Do you remember learning to walk? Perhaps not. Yet, we were all once little children. Whenever we fell, we needed to be picked up and encouraged. Our mothers and fathers reached out and encouraged us to try walking again.
I recently read that Pope Francis uses mercy as a verb rather than a noun. He sees mercy as a verb describing how God ACTS in our lives. Just as we learn to walk, we must learn to “mercy.”
There are so many images but none starker than washing our feet and telling us to “Do this in memory of me!”
An article made me think further.
Two parables about how God ACTS
A deeper dimension of the story of the Good Samaritan
Is the story just about who is my neighbor?
An allegorical interpretation is that the man who lies on the road is Adam, wounded (by sin), suffering outside the gates of Eden. The priest and the Levite (the law and the prophets) are unable to do anything for Adam.
Along comes the Good Samaritan (Christ), a foreigner, one not from here, who tends to Adam’s wounds, takes him to the inn (the Church), gives a down payment of two denarii, (the two commandments of love), leaves him in the inn (the Church) and promises to return for him (the second coming, when he will pay in full for the redemption and take him with him into his kingdom).
In this perspective
The parable is first and foremost not a story about how we should treat others, but rather the story of what Christ has done for us. … It is a retelling of the entire Gospel. The parable is an allegorical account of salvation history.
A lot to unpack!
Revisiting the story of the last judgment. (Mt 25)
“This parable is striking in that everyone is surprised by the judgment.
The sheep never realized that in feeding the hungry, they were feeding the king; unfortunately, the goats never realized that by not visiting the sick, they were not visiting the Lord.
… we will be judged by whether we practiced mercy and we will not be excused if we did not know to practice it.
Thus, like Matthew’s goats, the rich man in Luke 6 learns this ‘moral’ in Hades; he never showed mercy to poor Lazarus begging at his gate.
The practice of mercy is the measure of our judgment.
No wonder Pope Francis writes “There is no Christianity without mercy.
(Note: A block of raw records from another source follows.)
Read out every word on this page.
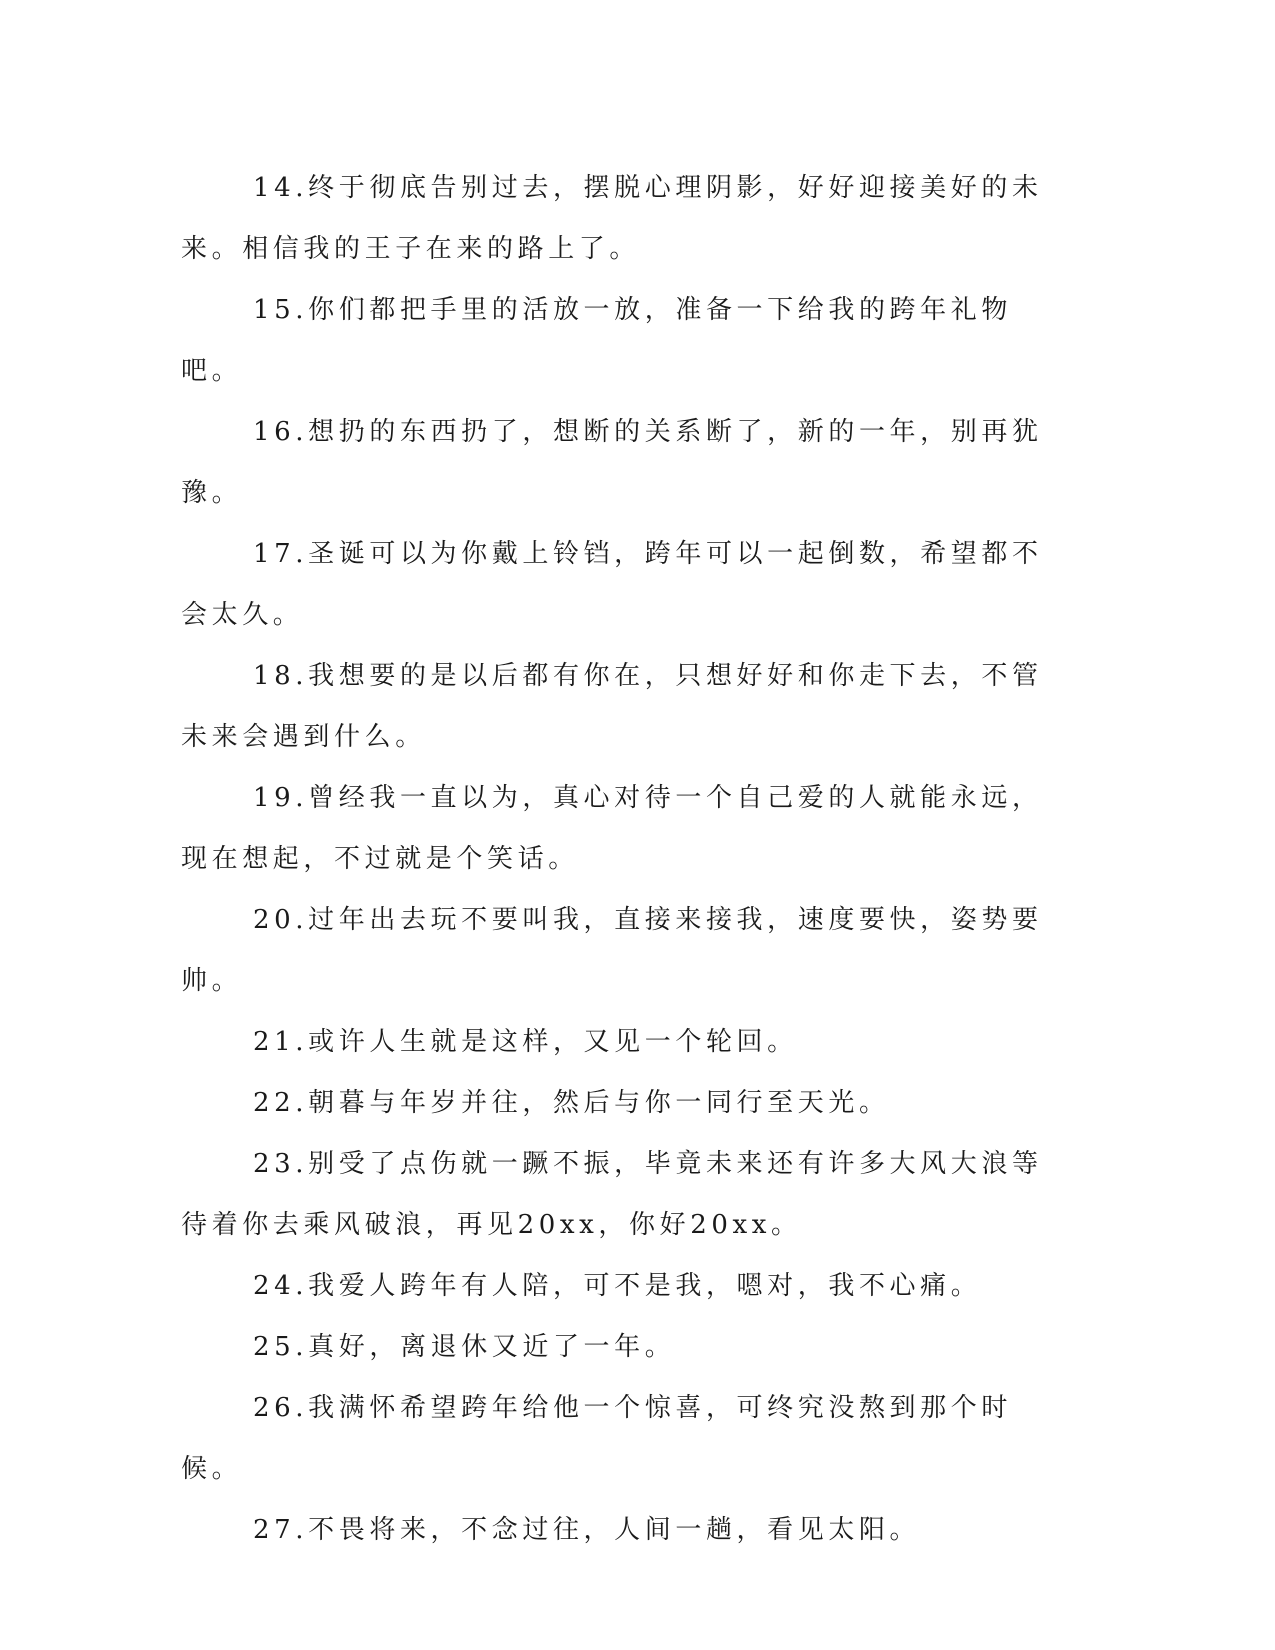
14.终于彻底告别过去，摆脱心理阴影，好好迎接美好的未来。相信我的王子在来的路上了。

15.你们都把手里的活放一放，准备一下给我的跨年礼物吧。

16.想扔的东西扔了，想断的关系断了，新的一年，别再犹豫。

17.圣诞可以为你戴上铃铛，跨年可以一起倒数，希望都不会太久。

18.我想要的是以后都有你在，只想好好和你走下去，不管未来会遇到什么。

19.曾经我一直以为，真心对待一个自己爱的人就能永远，现在想起，不过就是个笑话。

20.过年出去玩不要叫我，直接来接我，速度要快，姿势要帅。

21.或许人生就是这样，又见一个轮回。

22.朝暮与年岁并往，然后与你一同行至天光。

23.别受了点伤就一蹶不振，毕竟未来还有许多大风大浪等待着你去乘风破浪，再见20xx，你好20xx。

24.我爱人跨年有人陪，可不是我，嗯对，我不心痛。

25.真好，离退休又近了一年。

26.我满怀希望跨年给他一个惊喜，可终究没熬到那个时候。

27.不畏将来，不念过往，人间一趟，看见太阳。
If all our Christianity does not lead us to mercy, we are on the wrong path”
We learn to act with mercy from our experience of God “mercying” us.
“Confession is the Sacrament of resurrection, pure mercy.”
Forgiveness in the Holy Spirit is the Easter gift that enables our interior resurrection (walking again!)
Let us ask for the grace to accept that gift, to embrace the Sacrament of forgiveness. And to understand that Confession is not about ourselves and our sins, but about God and God’s mercy. Let us not confess to abase ourselves, but to be raised up.
We, all of us, need this badly. Like little children who, whenever they fall, need to be picked up by their fathers, we need this. … The hand of our Father is ready to set us on our feet again and to make us keep walking.
That sure and trustworthy hand is Confession. Confession is the sacrament that lifts us up; it does not leave us on the ground
The peace of Jesus awakens mission! Another word for “paying it (mercy) forward.”
“Do you want proof that God has touched your life? See if you can stoop to bind the wounds of others.”